Pardon my French, but the logic of Boutin's essay is ass-backwards. If people who used to blog are fleeing to the micro-blogs then now is the BEST time to write long form because there will be less competition for attention. After all, the people who spend all their time on FF, FB and Twitter have to chat about something -- it might as well be your blog!
- Sprague D
"Most people go to sites (MSM or blogs or whatever) for information. Nobody Googles a "conversation."" I think what matters most is not so much what people are looking for, but what people are willing to produce voluntarily. They say "talk is cheap", and this contains much wisdom. Just typing away some comments like we're doing on FF is much easier than thinking up a blog post.
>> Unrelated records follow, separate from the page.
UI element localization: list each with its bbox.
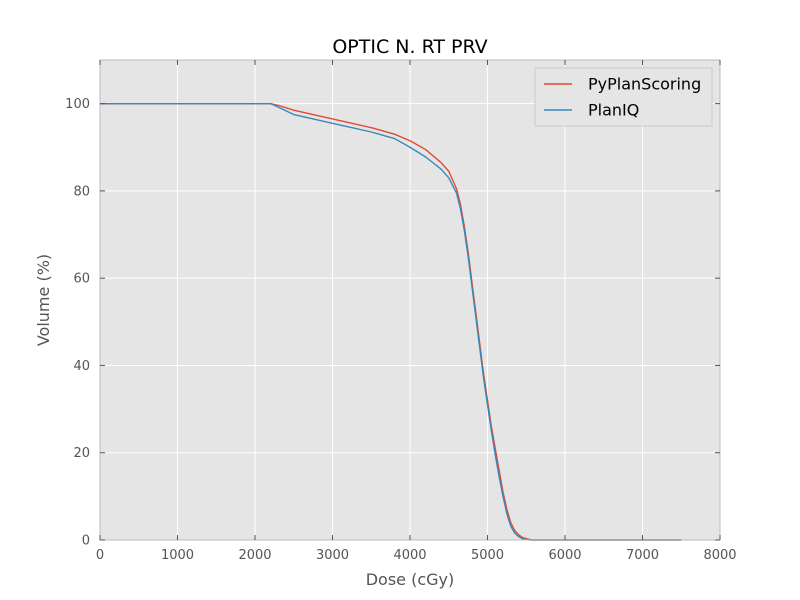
legend-label-pyplanscoring: PyPlanScoring	[588, 75, 701, 94]
x-tick-label-1000: 1000	[161, 548, 194, 563]
x-tick-label-2000: 2000	[238, 548, 271, 563]
legend-box	[534, 67, 713, 127]
chart-title: OPTIC N. RT PRV	[332, 36, 487, 58]
legend: PyPlanScoring PlanIQ	[534, 67, 713, 127]
x-tick-label-7000: 7000	[626, 548, 659, 563]
axis-ticks: 0 1000 2000 3000 4000 5000 6000 7000 8000 0 20 40 60…	[65, 60, 737, 563]
y-tick-label-0: 0	[82, 534, 90, 549]
y-tick-label-40: 40	[73, 359, 90, 374]
legend-label-planiq: PlanIQ	[588, 101, 639, 120]
x-tick-label-6000: 6000	[548, 548, 581, 563]
x-tick-label-4000: 4000	[393, 548, 426, 563]
x-tick-label-8000: 8000	[703, 548, 736, 563]
y-tick-label-60: 60	[73, 272, 90, 287]
y-tick-label-100: 100	[65, 97, 90, 112]
x-tick-label-0: 0	[96, 548, 104, 563]
x-tick-label-5000: 5000	[471, 548, 504, 563]
y-axis-label: Volume (%)	[34, 254, 53, 346]
y-tick-label-80: 80	[73, 184, 90, 199]
y-tick-label-20: 20	[73, 446, 90, 461]
x-tick-label-3000: 3000	[316, 548, 349, 563]
x-axis-label: Dose (cGy)	[366, 570, 455, 589]
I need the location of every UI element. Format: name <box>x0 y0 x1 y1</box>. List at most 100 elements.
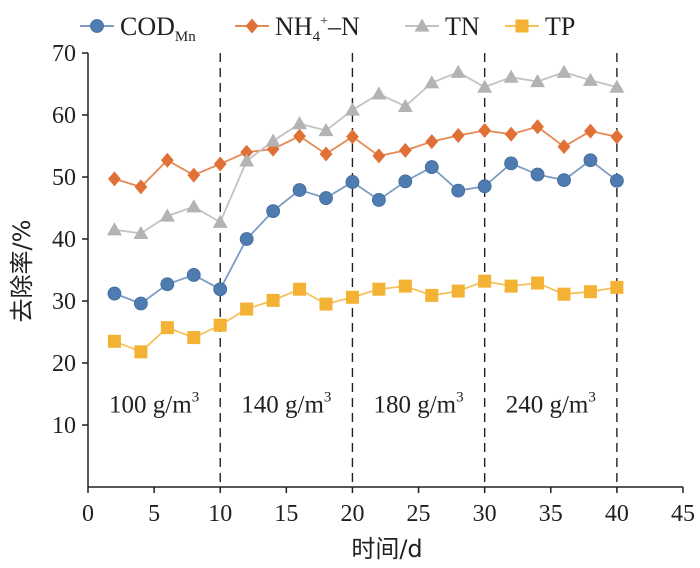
data-point <box>610 129 624 145</box>
x-tick-label: 25 <box>407 501 431 527</box>
data-point <box>240 144 254 160</box>
data-point <box>451 127 465 143</box>
chart-axes: 10 20 30 40 50 60 70 0 5 10 15 20 25 30 35 40 45 <box>52 41 695 527</box>
phase-label: 180 g/m3 <box>373 390 463 419</box>
legend-label: NH4+–N <box>275 12 360 45</box>
x-tick-label: 35 <box>539 501 563 527</box>
legend-marker <box>414 18 430 32</box>
data-point <box>398 174 413 189</box>
data-point <box>265 133 281 147</box>
data-point <box>160 277 175 292</box>
data-point <box>504 126 518 142</box>
y-tick-label: 60 <box>52 103 76 129</box>
data-point <box>424 75 440 89</box>
data-point <box>108 171 121 187</box>
series-square-3 <box>107 274 624 359</box>
x-tick-label: 20 <box>340 501 364 527</box>
data-point <box>583 153 598 168</box>
x-tick-label: 5 <box>148 501 160 527</box>
data-point <box>398 142 412 158</box>
data-point <box>557 139 571 155</box>
chart-series <box>106 64 625 359</box>
data-point <box>530 167 545 182</box>
y-tick-label: 50 <box>52 165 76 191</box>
x-tick-label: 45 <box>671 501 695 527</box>
phase-labels: 100 g/m3 140 g/m3 180 g/m3 240 g/m3 <box>109 390 596 419</box>
data-point <box>556 64 572 78</box>
data-point <box>504 279 518 293</box>
y-tick-label: 30 <box>52 289 76 315</box>
legend-marker <box>245 18 259 34</box>
data-point <box>609 79 625 93</box>
legend-item: TN <box>405 12 480 41</box>
data-point <box>107 334 121 348</box>
chart-legend: CODMn NH4+–N TN TP <box>80 12 575 45</box>
data-point <box>450 64 466 78</box>
data-point <box>584 123 597 139</box>
data-point <box>398 279 412 293</box>
data-point <box>345 175 360 189</box>
data-point <box>292 116 308 130</box>
legend-label: TN <box>445 12 480 41</box>
data-point <box>266 293 280 307</box>
data-point <box>477 179 492 194</box>
data-point <box>531 119 544 135</box>
data-point <box>344 102 360 116</box>
data-point <box>478 123 492 138</box>
data-point <box>293 282 307 296</box>
data-point <box>213 318 227 332</box>
legend-marker <box>515 19 529 33</box>
data-point <box>266 204 281 219</box>
data-point <box>557 287 571 301</box>
data-point <box>345 290 359 304</box>
data-point <box>425 134 439 150</box>
data-point <box>531 276 545 290</box>
data-point <box>504 156 519 171</box>
data-point <box>425 288 439 302</box>
legend-marker <box>90 19 104 33</box>
data-point <box>503 69 519 83</box>
x-axis-title: 时间/d <box>351 535 422 563</box>
data-point <box>346 129 359 145</box>
data-point <box>319 297 333 311</box>
data-point <box>134 179 148 195</box>
legend-item: NH4+–N <box>235 12 360 45</box>
x-tick-label: 15 <box>274 501 298 527</box>
phase-dividers <box>219 53 618 487</box>
data-point <box>451 183 466 198</box>
data-point <box>212 214 228 228</box>
series-diamond-1 <box>108 119 624 195</box>
x-tick-label: 30 <box>473 501 497 527</box>
phase-label: 100 g/m3 <box>109 390 199 419</box>
data-point <box>239 232 254 246</box>
legend-label: CODMn <box>120 12 196 45</box>
y-tick-label: 10 <box>52 413 76 439</box>
data-point <box>319 146 333 162</box>
data-point <box>557 173 571 188</box>
phase-label: 240 g/m3 <box>506 390 596 419</box>
data-point <box>213 156 227 172</box>
data-point <box>160 152 174 168</box>
data-point <box>582 72 598 86</box>
data-point <box>186 199 202 213</box>
data-point <box>106 222 122 236</box>
data-point <box>610 280 624 294</box>
data-point <box>424 160 439 174</box>
data-point <box>293 128 306 144</box>
data-point <box>583 285 597 299</box>
y-axis-title: 去除率/% <box>8 220 36 323</box>
x-tick-label: 40 <box>605 501 629 527</box>
data-point <box>478 274 492 288</box>
data-point <box>159 208 175 222</box>
data-point <box>160 321 174 335</box>
data-point <box>319 191 333 205</box>
series-circle-0 <box>107 153 624 311</box>
series-triangle-2 <box>106 64 625 240</box>
y-tick-label: 20 <box>52 351 76 377</box>
data-point <box>371 193 386 207</box>
data-point <box>372 148 386 164</box>
data-point <box>134 345 148 359</box>
data-point <box>187 167 201 183</box>
legend-item: CODMn <box>80 12 196 45</box>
Still, in all our sentences, the same knowledge is contained as can be found in those much harder to write articles and essays.
- Meryn Stol
At this moment in time, writing quality content still might bring you some fame or advertising revenue, but I have much doubt that this will hold. The revenue part will go first, followed by the fame. The difference of expertise between people doesn't differ as much as many people still think.
- Meryn Stol
No money, no fame... Why would you make it hard for yourself then? The only reason I can think of is that you truly wish to create art. Art will survive. Serious discourse will gravitate to a conversational style. That's my prediction.
- Meryn Stol
I read the article, and I think the person who wrote this is just saying it because they want less competition. Blogging isn't dead by a long shot. And I also think someone is just upset that they get hecklers on their blog. Hell, if you are popular enough to get hecklers I would say your doing pretty well.
- Mathew™ aka Youngblood
Mathew++. I came back here just to say how ridiculous this post is.
- Rah-PM 2012
The intertubes would freak if all blogs took one day off ... no blog posts for a day and people would stop jabbering about blogs being dead.
- AJ Kohn
Another fairly lame attempt at defining something that goes beyond the author's ability to define--or even to understand. It's classical journalism, hypocritically offered (through a blog, of course): "I'll shape opinion, goddamnit; that's what I'll do." Blahblahblah. Whatever.